Die Stadt wurde von den Russen mit Artillerie beharkt. Früher seien zudem jeden Tag zehn bis 20 Raketen auf Mykolajiw niedergeregnet, sagt der Konzernchef. Ständig seien seine Reparaturtrupps draußen gewesen, um Schäden zu beheben. „Jeden Tag wurden sie beschossen.“ Die Trupps hätten improvisieren müssen: Wegen der Gefahren seien Fachleute nicht nach Mykolajiw gekommen, Ersatzteile seien nicht geliefert worden.

Schäden, die behoben werden müssen, sind immer noch gigantisch

Während der schweren Angriffe habe der längste Stromausfall in der Stadt eineinhalb Tage gedauert, sagt Danilkiw. „Die Situation war sehr schwierig.“ Lange Zeit habe man die Elektrizität rotierend in verschiedenen Vierteln über jeweils mehrere Stunden pro Tag abschalten müssen. Seit Kurzem laufe die Versorgung aber ohne Ausfälle. Und das, obwohl in Mykolajiw Tag für Tag mehr Elektrizität verbraucht werde – weil die Menschen, die geflohen sind, langsam zurückkehrten. Jetzt gebe es noch alle zwei, drei Wochen einen Raketenangriff. „Aber der Winter ist fast vorbei.“

Für die Reparaturtrupps gibt es trotzdem jede Menge zu tun. In den befreiten Gebieten im Oblast Mykolajiw seien nach dem Abzug der russischen Truppen im November 88 Orte mit rund 40.000 Haushalten ohne Strom gewesen, sagt Danilkiw. Jetzt seien nur noch drei dieser Orte ganz ohne Elektrizität. Die Schäden, die behoben werden müssen, sind allerdings immer noch gigantisch.
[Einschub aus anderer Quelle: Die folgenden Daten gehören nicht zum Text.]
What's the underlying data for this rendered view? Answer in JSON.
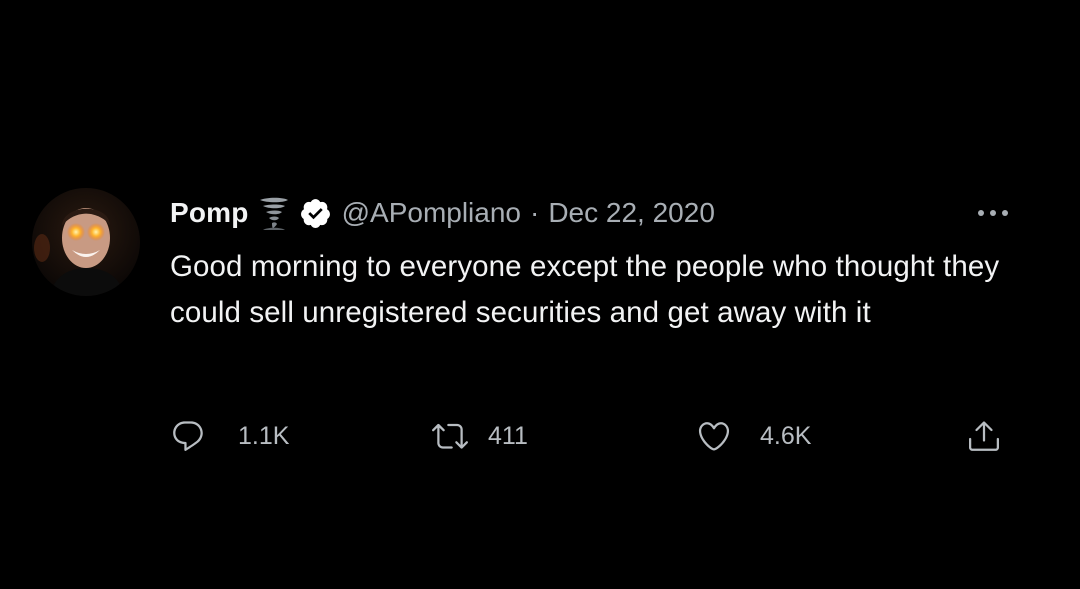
{
  "tweet": {
    "display_name": "Pomp",
    "name_emoji_icon": "tornado-icon",
    "verified_icon": "verified-badge-icon",
    "handle": "@APompliano",
    "separator": "·",
    "date": "Dec 22, 2020",
    "more_icon": "more-options-icon",
    "text": "Good morning to everyone except the people who thought they could sell unregistered securities and get away with it"
  },
  "actions": {
    "reply": {
      "icon": "reply-icon",
      "count": "1.1K"
    },
    "retweet": {
      "icon": "retweet-icon",
      "count": "411"
    },
    "like": {
      "icon": "heart-icon",
      "count": "4.6K"
    },
    "share": {
      "icon": "share-icon"
    }
  },
  "colors": {
    "background": "#000000",
    "primary_text": "#f2f3f4",
    "secondary_text": "#a8aeb4",
    "verified_badge": "#ffffff"
  }
}
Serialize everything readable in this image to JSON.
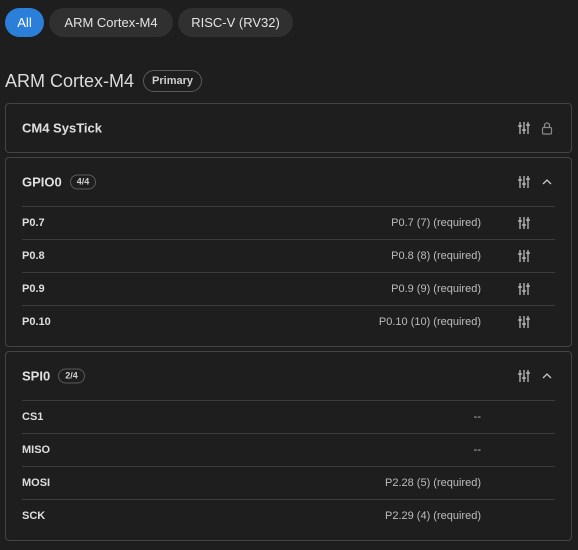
{
  "filter_tabs": [
    {
      "label": "All",
      "active": true
    },
    {
      "label": "ARM Cortex-M4",
      "active": false
    },
    {
      "label": "RISC-V (RV32)",
      "active": false
    }
  ],
  "section": {
    "title": "ARM Cortex-M4",
    "badge": "Primary"
  },
  "peripherals": {
    "systick": {
      "name": "CM4 SysTick",
      "icons": [
        "sliders-icon",
        "lock-icon"
      ]
    },
    "gpio0": {
      "name": "GPIO0",
      "count": "4/4",
      "expanded": true,
      "rows": [
        {
          "pin": "P0.7",
          "value": "P0.7 (7) (required)"
        },
        {
          "pin": "P0.8",
          "value": "P0.8 (8) (required)"
        },
        {
          "pin": "P0.9",
          "value": "P0.9 (9) (required)"
        },
        {
          "pin": "P0.10",
          "value": "P0.10 (10) (required)"
        }
      ]
    },
    "spi0": {
      "name": "SPI0",
      "count": "2/4",
      "expanded": true,
      "rows": [
        {
          "pin": "CS1",
          "value": "--"
        },
        {
          "pin": "MISO",
          "value": "--"
        },
        {
          "pin": "MOSI",
          "value": "P2.28 (5) (required)"
        },
        {
          "pin": "SCK",
          "value": "P2.29 (4) (required)"
        }
      ]
    }
  },
  "colors": {
    "background": "#1e1e1e",
    "accent": "#2b7fd8",
    "border": "#444444",
    "tab_bg": "#303030"
  }
}
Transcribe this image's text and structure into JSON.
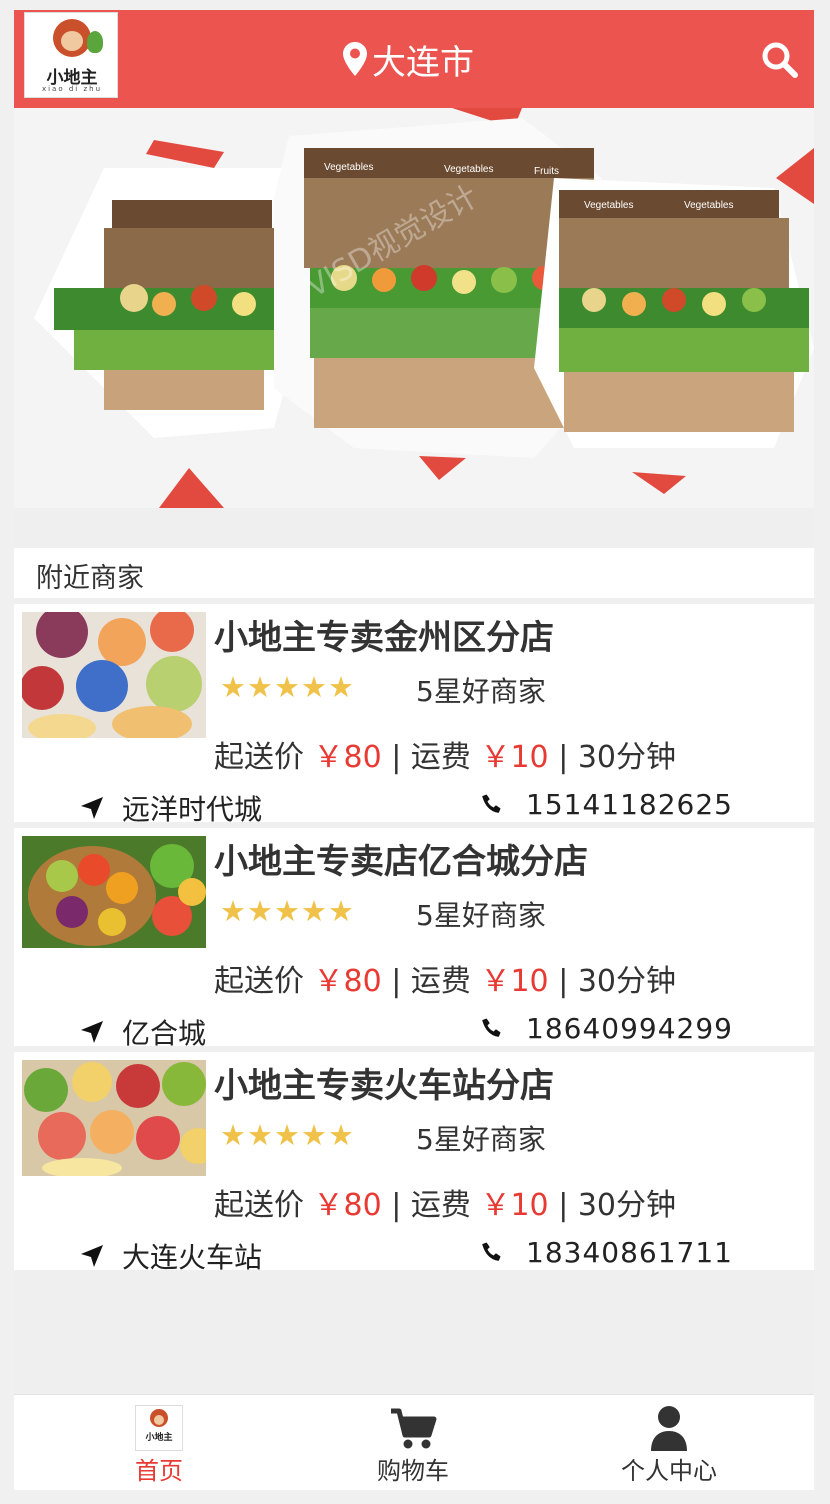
{
  "header": {
    "logo_text": "小地主",
    "logo_subtext": "xiao di zhu",
    "city": "大连市"
  },
  "banner": {
    "shelf_labels": [
      "Vegetables",
      "Vegetables",
      "Fruits",
      "Vegetables",
      "Vegetables"
    ],
    "watermark": "VISD视觉设计"
  },
  "section": {
    "title": "附近商家"
  },
  "stores": [
    {
      "name": "小地主专卖金州区分店",
      "stars": "★★★★★",
      "rating": "5星好商家",
      "min_label": "起送价",
      "min_price": "￥80",
      "sep1": " | ",
      "fee_label": "运费",
      "fee": "￥10",
      "sep2": " | ",
      "time": "30分钟",
      "address": "远洋时代城",
      "phone": "15141182625",
      "thumb_colors": [
        "#f2a45a",
        "#e8c28a",
        "#3f6fc8",
        "#c2373a",
        "#8ab050"
      ]
    },
    {
      "name": "小地主专卖店亿合城分店",
      "stars": "★★★★★",
      "rating": "5星好商家",
      "min_label": "起送价",
      "min_price": "￥80",
      "sep1": " | ",
      "fee_label": "运费",
      "fee": "￥10",
      "sep2": " | ",
      "time": "30分钟",
      "address": "亿合城",
      "phone": "18640994299",
      "thumb_colors": [
        "#6aa83a",
        "#e84a2a",
        "#f0a020",
        "#7a2a6a",
        "#3e8a2a"
      ]
    },
    {
      "name": "小地主专卖火车站分店",
      "stars": "★★★★★",
      "rating": "5星好商家",
      "min_label": "起送价",
      "min_price": "￥80",
      "sep1": " | ",
      "fee_label": "运费",
      "fee": "￥10",
      "sep2": " | ",
      "time": "30分钟",
      "address": "大连火车站",
      "phone": "18340861711",
      "thumb_colors": [
        "#e86a5a",
        "#f2d06a",
        "#c83a3a",
        "#88b83a",
        "#f4b060"
      ]
    }
  ],
  "tabbar": {
    "items": [
      {
        "label": "首页",
        "icon": "logo-icon",
        "active": true
      },
      {
        "label": "购物车",
        "icon": "cart-icon"
      },
      {
        "label": "个人中心",
        "icon": "user-icon"
      }
    ]
  },
  "colors": {
    "brand_red": "#ec5450",
    "price_red": "#e83a33",
    "star_gold": "#f0c24a"
  }
}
Olexandr Mohiliuk, Vizedirektor für Hochspannungsleitungen bei Mykolaivoblenergo, schätzt, dass die Reparaturen für die Notversorgung noch ein halbes Jahr andauern werden.

Russen plünderten und ließen dafür Minen zurück

„Um den Zustand vor der Invasion herzustellen, werden wir fünf, sechs Jahre brauchen.“ Nicht nur sind Überlandleitungen und Trafostationen bei den heftigen Gefechten in der Region beschädigt oder zerstört worden. Die russischen Truppen haben beim Abzug zudem geplündert. „Was sie mitnehmen konnten, haben sie mitgenommen“, sagt Danilkiw.

Sein Kollege Mohiliuk sagt, vor allem auf Kupferdraht hätten es die Besatzer abgesehen gehabt. Zurückgelassen haben die Russen dafür etwas anderes: Minen und Sprengfallen. Nichts gefährde seine Kollegen draußen mehr, sagt Danilkiw. Vor Kurzem erst sei ein Mitarbeiter bei der Detonation einer Mine getötet worden.